Their sweet and sour chicken, skinny beef lasagne and pea and feta omelette are the ones I’ve done so far, but I keep doing them over and over because they’re so delicious. I tend to add some extra veg to the omelette just to give some extra spark. Some broccoli, onions, maybe mushrooms. You get the idea. Don’t go crazy, though, or it will just sit on top of the omelette and not cook. I’ll also often use Quorn (or similar) instead of meat for mine, because I prefer to cut down on animal products. They also have a book out, that’s also available in the US, which I have and absolutely recommend.


The Butternut squash a filo pie from Proud Italian Cook. Made here with mushrooms and pearl barley for some extra zhoosh.
Butternut squash filo pie from Proud Italian Cook, made with mushrooms and pearl barley.

Proud Italian Cook is one of my favourite food bloggers right now. I found her looking for a recipe for timpano (from the mouth-watering finale to Big Night), but stuck around when I saw her Kale Made Three Ways post.

I make the butternut squash, kale and filo pie a lot. I usually make it without the meat, like she does, but I also add some pearl barley for a bit of extra chewiness and heft. I’ve also started doing it with water between the layers of filo instead of butter or oil, and it works great. It’s filling, especially with the pearl barley, and though it takes a long time to make, it’s massive and can feed a lot of people, or two people for several days.

She keeps coming up with delicious and healthy recipes and I keep seeing stuff I want to make myself. Next on my list is her faux spaghetti, where she replaces the pasta with courgette (aka: Zucchini) sliced with a julienne peeler. This is a great way of reducing carbs.


A pizza made with butternut squash, kale and FILO DOUGH?! WHAT?!
A pizza made with butternut squash, kale and FILO DOUGH?! WHAT?!

I smeggin’ loooooove me some pizza. But it’s got the double whammy of flour and cheese! How could it possibly be healthy?! Well, it can’t. Not without basically making it not a pizza. Pizzas are inherently indulgant, and quite rightly so. However, there are ways of making a pizza less unhealthy. You can go a bit crazy, like I sometimes do, and create weird un-pizza pizzas like the one in the photo above. It is a pizza, in that its basic layers are dough, sauce, stuff, cheese, but the stuff is butternut squash, kale and broccoli. It actually tastes amazing, is full of things that are good for you and the dough is – by a small margin – less heavy than a regular pizza.

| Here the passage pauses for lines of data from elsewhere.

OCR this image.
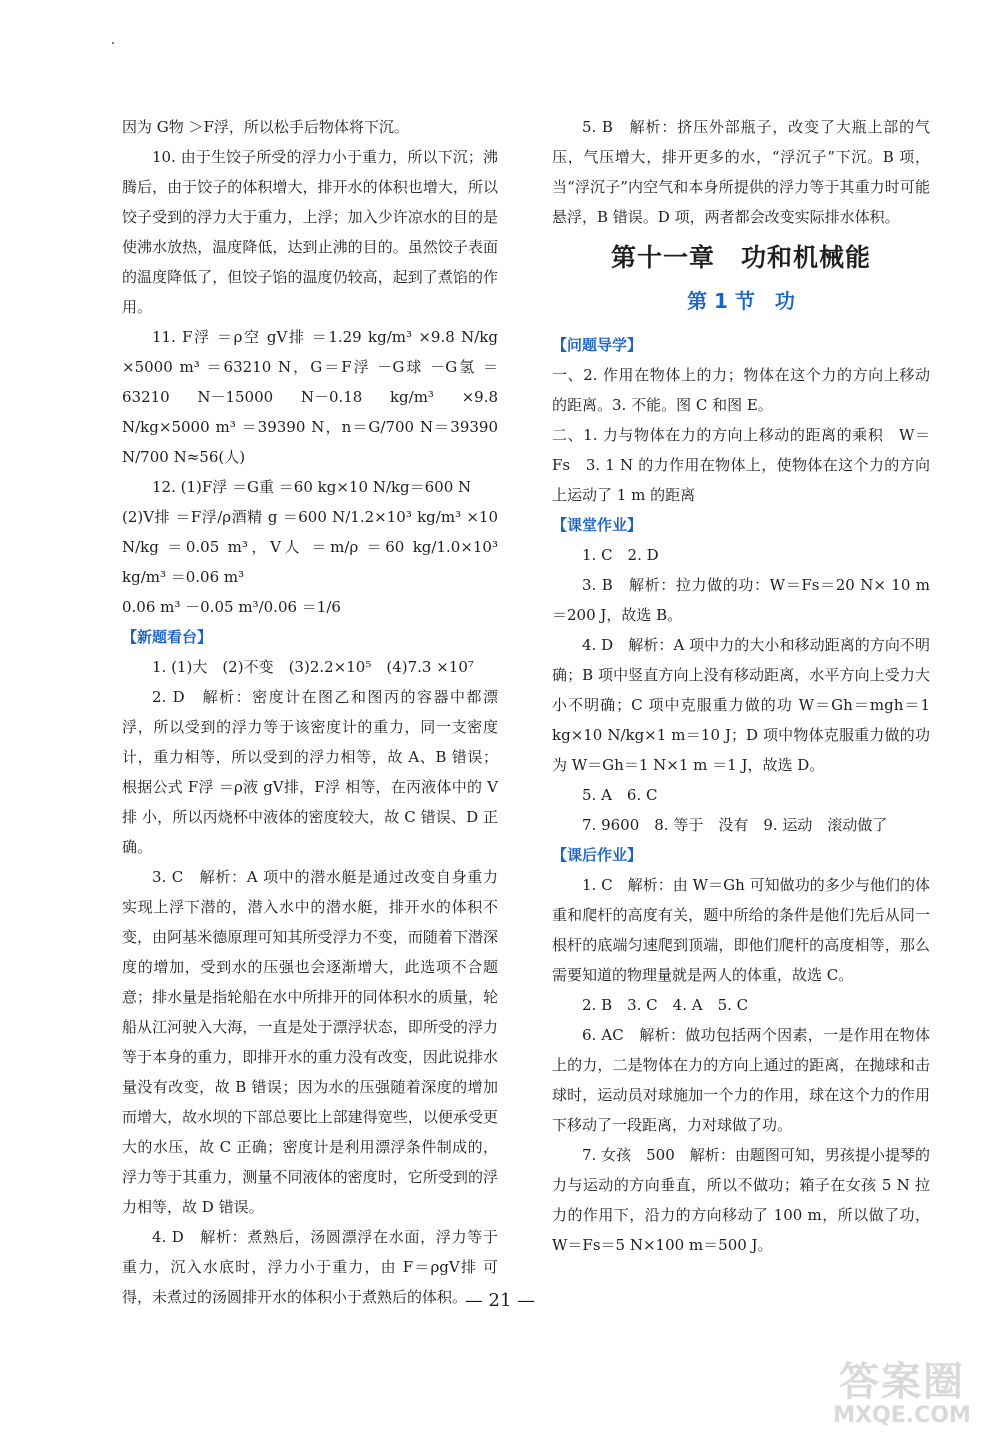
因为 G物 ＞F浮，所以松手后物体将下沉。

10. 由于生饺子所受的浮力小于重力，所以下沉；沸腾后，由于饺子的体积增大，排开水的体积也增大，所以饺子受到的浮力大于重力，上浮；加入少许凉水的目的是使沸水放热，温度降低，达到止沸的目的。虽然饺子表面的温度降低了，但饺子馅的温度仍较高，起到了煮馅的作用。

11. F浮 ＝ρ空 gV排 ＝1.29 kg/m³ ×9.8 N/kg ×5000 m³ ＝63210 N，G＝F浮 －G球 －G氢 ＝63210 N－15000 N－0.18 kg/m³ ×9.8 N/kg×5000 m³ ＝39390 N，n＝G/700 N＝39390 N/700 N≈56(人)

12. (1)F浮 ＝G重 ＝60 kg×10 N/kg＝600 N

(2)V排 ＝F浮/ρ酒精 g ＝600 N/1.2×10³ kg/m³ ×10 N/kg ＝0.05 m³，V人 ＝m/ρ ＝60 kg/1.0×10³ kg/m³ ＝0.06 m³

0.06 m³ －0.05 m³/0.06 ＝1/6

【新题看台】

1. (1)大　(2)不变　(3)2.2×10⁵　(4)7.3 ×10⁷

2. D　解析：密度计在图乙和图丙的容器中都漂浮，所以受到的浮力等于该密度计的重力，同一支密度计，重力相等，所以受到的浮力相等，故 A、B 错误；根据公式 F浮 ＝ρ液 gV排，F浮 相等，在丙液体中的 V排 小，所以丙烧杯中液体的密度较大，故 C 错误、D 正确。

3. C　解析：A 项中的潜水艇是通过改变自身重力实现上浮下潜的，潜入水中的潜水艇，排开水的体积不变，由阿基米德原理可知其所受浮力不变，而随着下潜深度的增加，受到水的压强也会逐渐增大，此选项不合题意；排水量是指轮船在水中所排开的同体积水的质量，轮船从江河驶入大海，一直是处于漂浮状态，即所受的浮力等于本身的重力，即排开水的重力没有改变，因此说排水量没有改变，故 B 错误；因为水的压强随着深度的增加而增大，故水坝的下部总要比上部建得宽些，以便承受更大的水压，故 C 正确；密度计是利用漂浮条件制成的，浮力等于其重力，测量不同液体的密度时，它所受到的浮力相等，故 D 错误。

4. D　解析：煮熟后，汤圆漂浮在水面，浮力等于重力，沉入水底时，浮力小于重力，由 F＝ρgV排 可得，未煮过的汤圆排开水的体积小于煮熟后的体积。

5. B　解析：挤压外部瓶子，改变了大瓶上部的气压，气压增大，排开更多的水，“浮沉子”下沉。B 项，当“浮沉子”内空气和本身所提供的浮力等于其重力时可能悬浮，B 错误。D 项，两者都会改变实际排水体积。

第十一章　功和机械能
第 1 节　功
【问题导学】

一、2. 作用在物体上的力；物体在这个力的方向上移动的距离。3. 不能。图 C 和图 E。

二、1. 力与物体在力的方向上移动的距离的乘积　W＝Fs　3. 1 N 的力作用在物体上，使物体在这个力的方向上运动了 1 m 的距离

【课堂作业】

1. C　2. D

3. B　解析：拉力做的功：W＝Fs＝20 N× 10 m＝200 J，故选 B。

4. D　解析：A 项中力的大小和移动距离的方向不明确；B 项中竖直方向上没有移动距离，水平方向上受力大小不明确；C 项中克服重力做的功 W＝Gh＝mgh＝1 kg×10 N/kg×1 m＝10 J；D 项中物体克服重力做的功为 W＝Gh＝1 N×1 m ＝1 J，故选 D。

5. A　6. C

7. 9600　8. 等于　没有　9. 运动　滚动做了

【课后作业】

1. C　解析：由 W＝Gh 可知做功的多少与他们的体重和爬杆的高度有关，题中所给的条件是他们先后从同一根杆的底端匀速爬到顶端，即他们爬杆的高度相等，那么需要知道的物理量就是两人的体重，故选 C。

2. B　3. C　4. A　5. C

6. AC　解析：做功包括两个因素，一是作用在物体上的力，二是物体在力的方向上通过的距离，在抛球和击球时，运动员对球施加一个力的作用，球在这个力的作用下移动了一段距离，力对球做了功。

7. 女孩　500　解析：由题图可知，男孩提小提琴的力与运动的方向垂直，所以不做功；箱子在女孩 5 N 拉力的作用下，沿力的方向移动了 100 m，所以做了功，W＝Fs＝5 N×100 m＝500 J。

— 21 —
答案圈
MXQE.COM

I also skimp a bit on the cheese, though the creamy texture of the butternut squash makes up for it.

Or you can go down the traditional route of making your pizzas Italian style. Basically just make a pizza, but a thinner crust, and with just torn mozzarella on top instead of covering the whole thing in a thick blanket of cheese. Trust me, the flavours pop and you’ll feel nice and full.

sauce, olives, basil, onions, mozzarella. Simple as.
sauce, olives, basil, onions, mozzarella. Simple as.

So there’s some ideas for you. The main thing is to make sure you know what you’re shoving into yourself. That’s much, much, much easier when you make your food yourself from scratch. Most of the time, that’s what I do. Granted, I’m a lay-about, but there are tons of ways of making food really quickly as well without it being hideously time consuming. Also, if you do make something that’s time consuming, just make tons of it and eat the left overs tomorrow.

If you have any great, healthy recipes yourself, post them in the comments! I’d love to see what you like making, because as you can probably guess by now: I’m a bit obsessed with food.